MoE sidesteps the problem by reading fewer weights per token. Gemma 4 26B-A4B activates 3.8B of 26B parameters — an 8:1 reduction in bandwidth demand. That maps directly to the 7.4:1 speed ratio observed.
What Was Gained
What cost the most time
Nothing. The test took 4 minutes of GPU time. The value was in having a first-party number to cite instead of trusting forum posts. Community benchmarks said 6.9 tok/s; the measurement confirmed 7.0 tok/s.
Transferable diagnostics
- The napkin math (
params × bytes_per_param ÷ bandwidth = time_per_token) is accurate to within 60% for dense models on bandwidth-limited hardware. Good enough for go/no-go decisions before downloading a 31 GB model. - A result of 7.0 tok/s with zero variance across runs is the signature of a bandwidth-saturated workload. If variance is near zero, the bottleneck is physics, not software.
- Dense models on GB10 are only viable if you need the quality difference and can tolerate the latency — for example, batch processing where throughput per token matters less than total throughput.
The pattern that applies everywhere
When the hardware's bandwidth is the constraint, the right response is to reduce the bytes read per inference step — not to compress the same bytes harder. MoE does this architecturally. Speculative decoding does it by amortizing costs over draft tokens. Quantization helps, but within the same architecture class, it's a constant factor, not an escape hatch.
Verdict
Don't run Gemma 4 31B dense on DGX Spark for interactive use. 7 tok/s is unusable for real-time serving. The 26B-A4B MoE exists, runs 7.4x faster on the same hardware, and supports the same capabilities (vision, tool calling, reasoning).
The 31B dense has one niche: if the quality difference between 31B dense and 26B-A4B MoE matters for your specific evaluation, and you can afford to wait.
Also in this series: Part 7: Gemma 4 26B-A4B NVFP4 at 52 tok/s · Part 8: vLLM vs Ollama — Why 30% Faster
FAQ
- How fast is Gemma 4 31B dense on DGX Spark?
- 7.0 tok/s with NVFP4 quantization via vLLM 0.19. Stable across 3 runs (±0.0 tok/s). This is bandwidth-bound — GB10's 273 GB/s memory bandwidth is the ceiling.
- Why is Gemma 4 31B so slow on GB10 when the 26B is fast?

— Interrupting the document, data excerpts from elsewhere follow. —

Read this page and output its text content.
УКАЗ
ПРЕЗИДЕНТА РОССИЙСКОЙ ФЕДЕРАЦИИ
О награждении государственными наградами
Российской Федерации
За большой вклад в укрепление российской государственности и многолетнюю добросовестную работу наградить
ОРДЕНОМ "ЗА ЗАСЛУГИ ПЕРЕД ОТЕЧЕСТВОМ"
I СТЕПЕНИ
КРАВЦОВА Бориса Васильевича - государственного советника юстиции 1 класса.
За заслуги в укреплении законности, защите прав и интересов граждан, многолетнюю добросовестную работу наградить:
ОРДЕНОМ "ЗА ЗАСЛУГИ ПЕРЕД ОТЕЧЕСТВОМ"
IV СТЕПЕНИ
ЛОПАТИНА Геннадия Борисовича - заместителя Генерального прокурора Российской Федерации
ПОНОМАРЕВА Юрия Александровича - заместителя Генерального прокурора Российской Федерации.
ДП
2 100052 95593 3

- The 31B is dense — all 31 billion parameters are read per token. The 26B-A4B is MoE with only 3.8B active parameters per token. On a 273 GB/s bus, that's the difference between 7 tok/s and 52 tok/s.
- Can quantization fix the speed of dense models on DGX Spark?
- Partially. NVFP4 compresses the model from ~62 GB (BF16) to 31 GB, which brings speed from the theoretical 4.4 tok/s to 7.0 tok/s — a 60% improvement. But the fundamental constraint is bandwidth, and no quantization makes a dense model competitive with MoE on bandwidth-limited hardware.